Ruth Tulving describes how her love of the poems of Marie Under led to a series of large acrylic paintings:
At one point in my early career as a painter I became an enthusiastic reader of poetry by the well-known Estonian poetess, Marie Under. I found her way of seeing the world highly stimulating, and admired the way her mind worked. Her poetry is like a painting in itself. I was tempted to paint some of her poems the way I saw them, to try to translate the emotion of words into a similar statement of color composition.
I do not know if the readers of Under’s poetry have ever fully noticed how truly colorful it is. How in each single poem one can find countless variations of color, nuances of tone beside immense chords of full color blasts, that right away are tempered by half tones. There is a feeling that the colors are directly felt, not just seen and hinted at.
As I started to prepare my work, it came as a big surprise to me to discover this overabundance of color and a cultivated “painterliness” in Marie Under’s work.Being inspired by that I methodically analyzed her seven first poems in her Collected Works (as published in Stockholm, 1958, by Vaba Eesti Publisher).

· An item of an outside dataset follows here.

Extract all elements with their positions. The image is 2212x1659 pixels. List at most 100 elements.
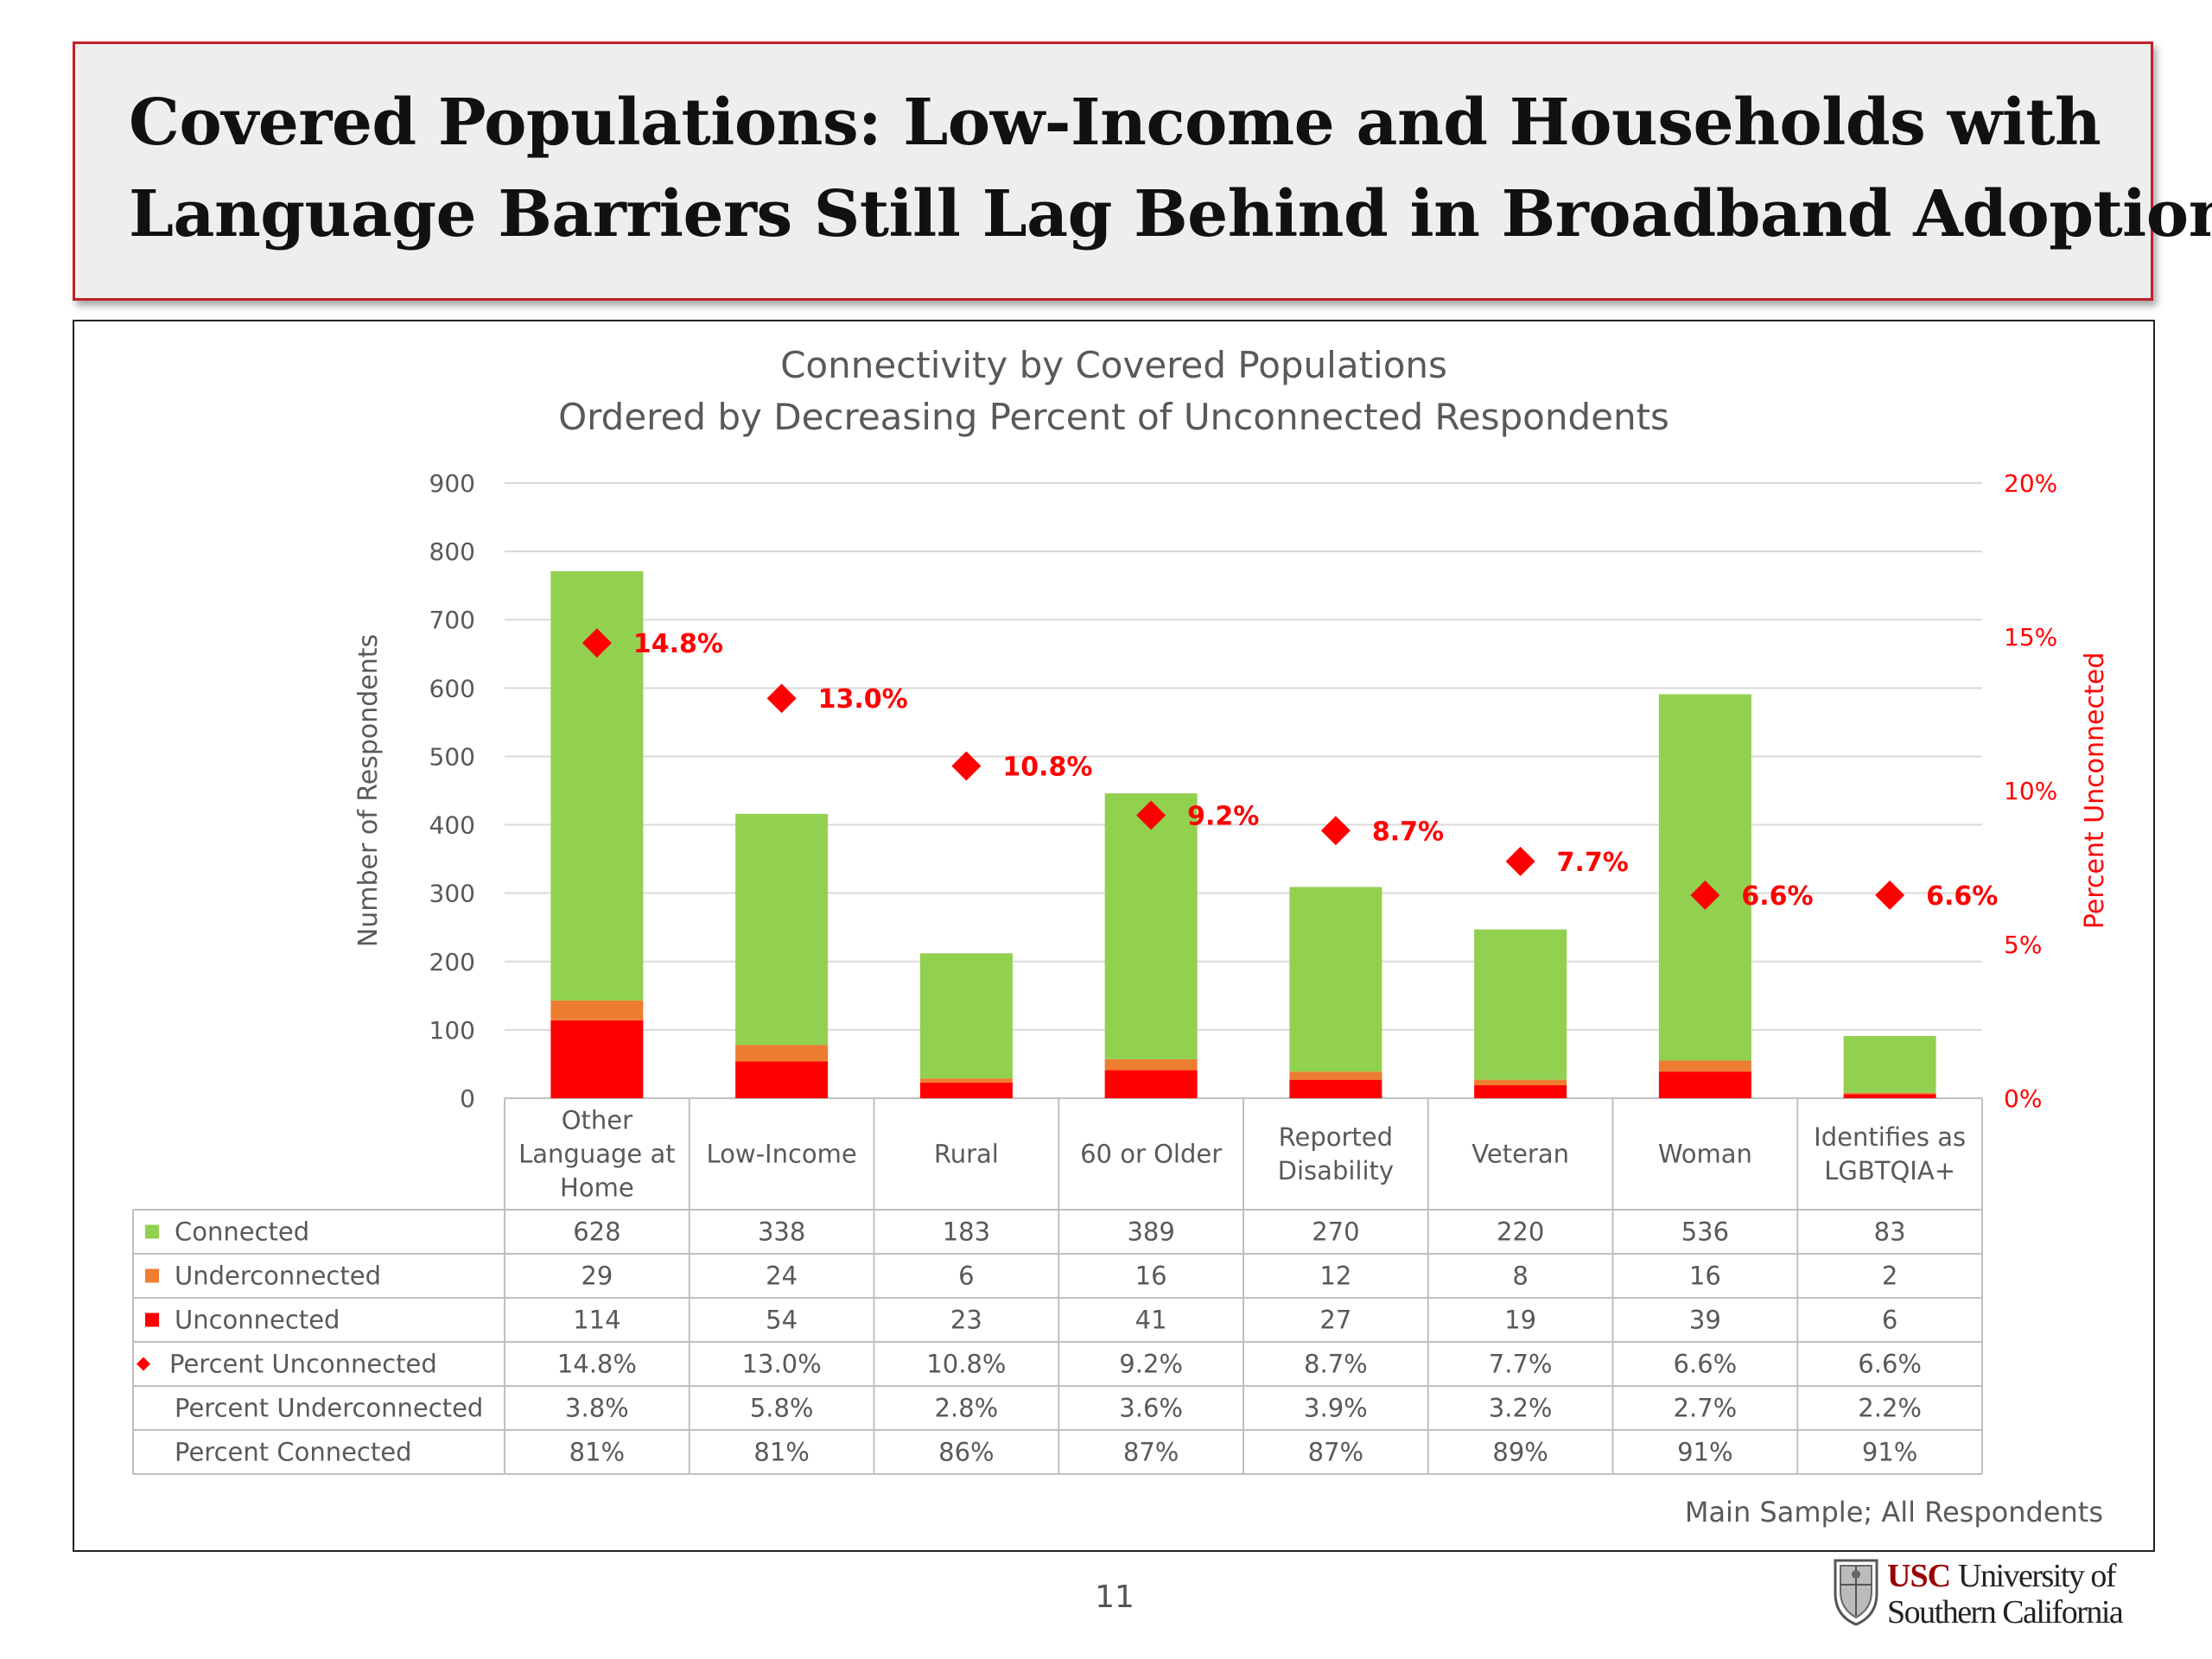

There were in total 108 lines that I examined. In these lines there were directly named 31 colors like red, pink, blue, turquoise; in addition to these colors in the seven poems as well as in other verses by her, certain adjectives were used next to the color, that give the mentioned color right away a different shading, like flashing, glittering, gleaming, beaming, sparkling, kindling, dimming, darkening; then bright, hazy, golden, murky. In addition to these descriptions, Marie Under uses certain nouns that have a fixed color connotation, as in blood, snow, fire, sky, sea, milk, earth, and so on and so on…
For a painter this type of poetry was truly inspiring: in addition to the subject matter and rhythm of the words, also this rich and varying play of color!
The task left to me was to find a compositional solution that would be independent and not an illustration.